Ses battements de cils fendent l’air comme les ailes d’un colibri. Ses yeux s’embrument d’une humidité mielleuse. Je l’aide. Elle le mérite bien.

Elle n’a pas de cavalier pour se rendre à la fête, je remplis cette fonction jusqu’à ce que je retrouve Tom là-bas. J’enfile des pantalons très ajustés et un veston chic, tous les deux noirs, avec une chemise blanche au décolleté plongeant — pour autant qu’on puisse plonger notre regard dans une taille B — ainsi que ma sempiternelle cravate. Tenue lesbienne. Ma mère s’habille de cette manière pour sortir. Il me manque la nuque rase et quelques livres supplémentaires pour compléter l’image précise que j’ai dans la tête. Je l’ai côtoyée toute mon enfance. Un taxi nous emmène dans le quartier gai. Parfait.

Plusieurs personnes ayant participé à l’audition cet après-midi sont présentes, bières en main, allures décontractées. Tom n’est pas encore arrivé. Je l’appelle mais je tombe sur la boîte vocale de son cellulaire. En entendant sa voix rauque enregistrée, une douce chaleur se diffuse dans ma poitrine.

— Salut Tom, je suis arrivée au bal et je me demande où se trouve mon cavalier. Rappelle-moi s’il te plaît.

J’essaie de le rejoindre à plusieurs reprises mais je dois me résoudre à passer la nuit sans la compagnie masculine convoitée. Je rentre seule en taxi à l’aube. Nini désire rester jusqu’à la fin des célébrations, fidèle à sa réputation de parasite. Alors que j’attends le taxi sur le trottoir, bras croisés et tête basse, un homme aux cheveux gras poivre et sel s’arrête à ma vue avant de me lancer:

— Euh, scuse, ch’peux-tu quand même toucher?

— Mmm… je…

— Tu catches pas, hein? J’veux t’pogner une boule.

Sa main sur mon sein ne reste là que quelques secondes. Les théories parentales sur les étrangers se rapprochent parfois de la réalité. Le minable agresseur s’éloigne lorsqu’il voit que je ne fais pas un drame de son maigre attouchement. J’avais été avertie, je ne suis pas surprise. Comme s’il retrouvait la raison, il se retourne et s’excuse.
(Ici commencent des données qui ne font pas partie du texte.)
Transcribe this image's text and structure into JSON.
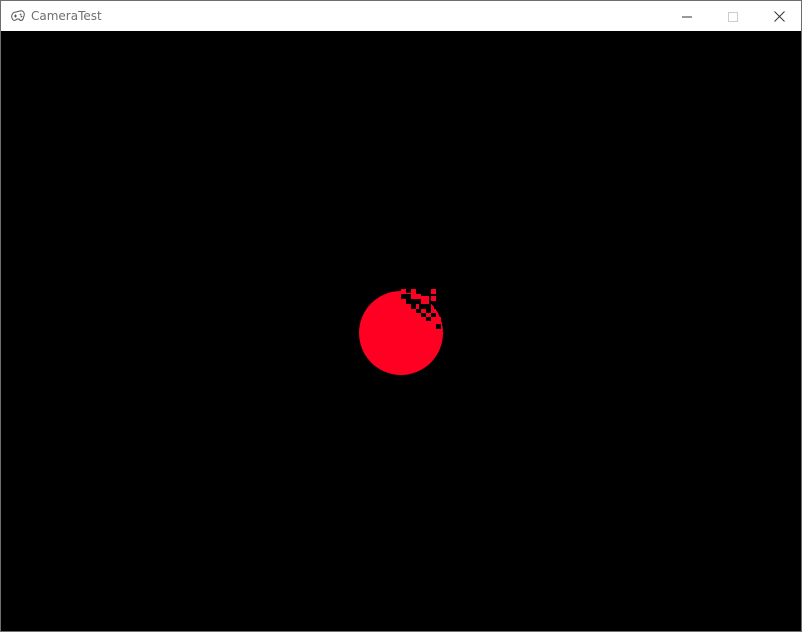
{
  "window": {
    "title": "CameraTest",
    "icon": "gamepad-icon",
    "buttons": {
      "minimize": "minimize-icon",
      "maximize": "maximize-icon",
      "close": "close-icon"
    }
  },
  "scene": {
    "background_color": "#000000",
    "sphere_color": "#ff0022"
  }
}
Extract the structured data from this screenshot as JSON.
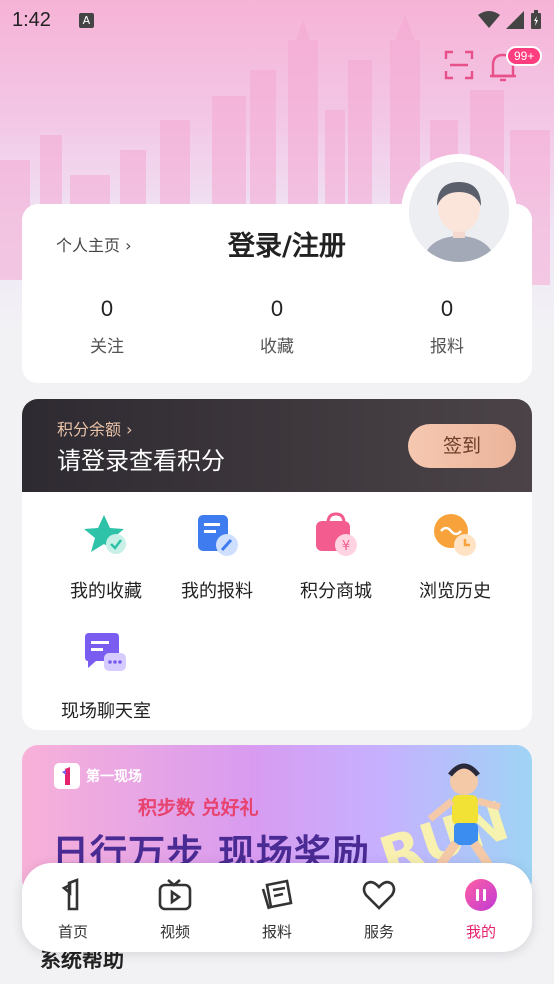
{
  "status_bar": {
    "time": "1:42",
    "notification_letter": "A"
  },
  "header": {
    "notification_badge": "99+"
  },
  "profile": {
    "home_link": "个人主页",
    "login_title": "登录/注册",
    "stats": [
      {
        "value": "0",
        "label": "关注"
      },
      {
        "value": "0",
        "label": "收藏"
      },
      {
        "value": "0",
        "label": "报料"
      }
    ]
  },
  "points": {
    "label": "积分余额",
    "main_text": "请登录查看积分",
    "checkin_label": "签到"
  },
  "grid": [
    {
      "label": "我的收藏",
      "icon": "star-check-icon"
    },
    {
      "label": "我的报料",
      "icon": "document-edit-icon"
    },
    {
      "label": "积分商城",
      "icon": "shopping-bag-icon"
    },
    {
      "label": "浏览历史",
      "icon": "history-clock-icon"
    },
    {
      "label": "现场聊天室",
      "icon": "chat-room-icon"
    }
  ],
  "banner": {
    "logo_text": "第一现场",
    "subtitle": "积步数 兑好礼",
    "headline": "日行万步 现场奖励",
    "art_text": "RUN"
  },
  "section_title": "系统帮助",
  "tabs": [
    {
      "label": "首页",
      "icon": "home-1-icon",
      "active": false
    },
    {
      "label": "视频",
      "icon": "video-tv-icon",
      "active": false
    },
    {
      "label": "报料",
      "icon": "report-note-icon",
      "active": false
    },
    {
      "label": "服务",
      "icon": "heart-icon",
      "active": false
    },
    {
      "label": "我的",
      "icon": "my-profile-icon",
      "active": true
    }
  ],
  "colors": {
    "accent": "#e5226e",
    "points_bg": "#2e2a31",
    "checkin_bg": "#f1bea6"
  }
}
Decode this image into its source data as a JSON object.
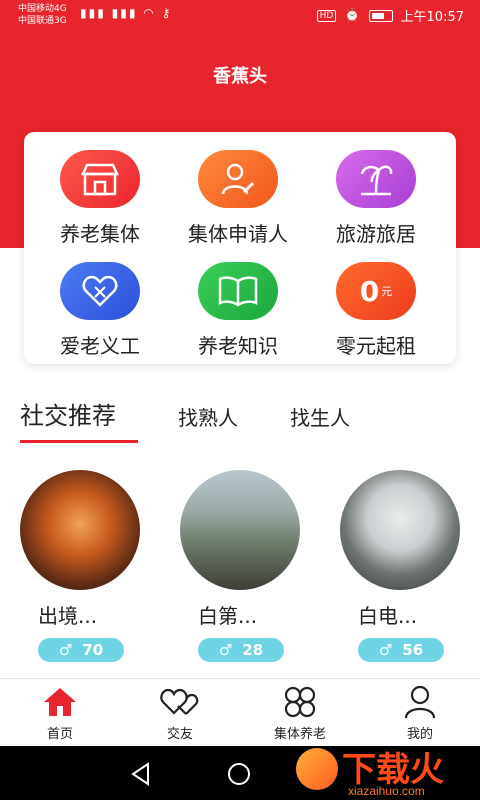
{
  "status_bar": {
    "carrier1": "中国移动4G",
    "carrier2": "中国联通3G",
    "hd": "HD",
    "time": "上午10:57"
  },
  "header": {
    "title": "香蕉头"
  },
  "features": [
    {
      "label": "养老集体",
      "icon": "store-icon",
      "color": "#e8242c"
    },
    {
      "label": "集体申请人",
      "icon": "user-edit-icon",
      "color": "#f0561c"
    },
    {
      "label": "旅游旅居",
      "icon": "palm-tree-icon",
      "color": "#a83fd6"
    },
    {
      "label": "爱老义工",
      "icon": "heart-icon",
      "color": "#2c4fd8"
    },
    {
      "label": "养老知识",
      "icon": "book-icon",
      "color": "#1ba63c"
    },
    {
      "label": "零元起租",
      "icon": "zero-yuan-icon",
      "color": "#ec3d1f",
      "icon_text": "0",
      "icon_unit": "元"
    }
  ],
  "social": {
    "tabs": [
      "社交推荐",
      "找熟人",
      "找生人"
    ],
    "active_tab": 0,
    "users": [
      {
        "name": "出境...",
        "gender": "♂",
        "age": "70"
      },
      {
        "name": "白第...",
        "gender": "♂",
        "age": "28"
      },
      {
        "name": "白电...",
        "gender": "♂",
        "age": "56"
      }
    ]
  },
  "tabbar": {
    "items": [
      {
        "label": "首页",
        "icon": "home-icon",
        "active": true
      },
      {
        "label": "交友",
        "icon": "hearts-icon",
        "active": false
      },
      {
        "label": "集体养老",
        "icon": "clover-icon",
        "active": false
      },
      {
        "label": "我的",
        "icon": "profile-icon",
        "active": false
      }
    ]
  },
  "watermark": {
    "main": "下载火",
    "sub": "xiazaihuo.com"
  },
  "colors": {
    "brand_red": "#e8242c",
    "badge": "#6fd3e6"
  }
}
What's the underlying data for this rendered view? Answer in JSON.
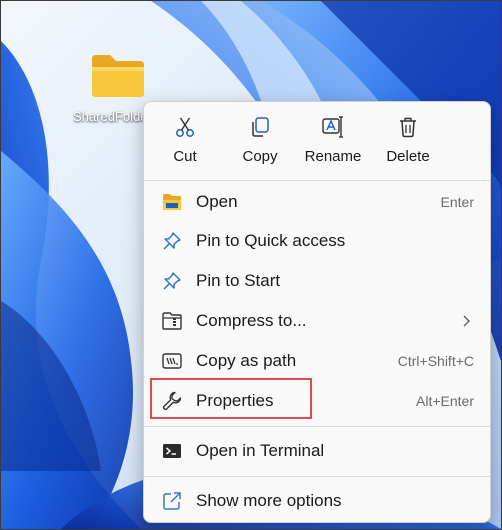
{
  "desktop": {
    "folder_label": "SharedFolder",
    "folder_icon": "folder-icon"
  },
  "context_menu": {
    "quick_actions": [
      {
        "label": "Cut",
        "icon": "scissors-icon"
      },
      {
        "label": "Copy",
        "icon": "copy-icon"
      },
      {
        "label": "Rename",
        "icon": "rename-icon"
      },
      {
        "label": "Delete",
        "icon": "trash-icon"
      }
    ],
    "items": [
      {
        "label": "Open",
        "shortcut": "Enter",
        "icon": "folder-icon"
      },
      {
        "label": "Pin to Quick access",
        "shortcut": "",
        "icon": "pin-icon"
      },
      {
        "label": "Pin to Start",
        "shortcut": "",
        "icon": "pin-icon"
      },
      {
        "label": "Compress to...",
        "shortcut": "",
        "icon": "zip-folder-icon",
        "has_submenu": true
      },
      {
        "label": "Copy as path",
        "shortcut": "Ctrl+Shift+C",
        "icon": "copy-path-icon"
      },
      {
        "label": "Properties",
        "shortcut": "Alt+Enter",
        "icon": "wrench-icon",
        "highlighted": true
      },
      {
        "label": "Open in Terminal",
        "shortcut": "",
        "icon": "terminal-icon"
      },
      {
        "label": "Show more options",
        "shortcut": "",
        "icon": "external-link-icon"
      }
    ]
  },
  "colors": {
    "highlight_border": "#e04a4a",
    "menu_background": "#f9f9f9",
    "icon_blue": "#3a76c4",
    "folder_yellow": "#f8c83c"
  }
}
Je lui souhaite une belle soirée, quand même.

Déception de m’être fait poser un lapin par Tom. Brossage de dents en bonne et due forme. Plantation de ma tête dans mon oreiller. Possibilité de faire l’étoile dans mon lit en dormant. Option non attrayante.

Le lendemain, dimanche, ma «nuit» de sommeil est interrompue par un réveil obligé en raison d’une répétition pour un spectacle non rémunéré qui aura lieu mardi prochain. J’ai dormi un symbolique sept heures au cours des quatre derniers jours. Exténuation.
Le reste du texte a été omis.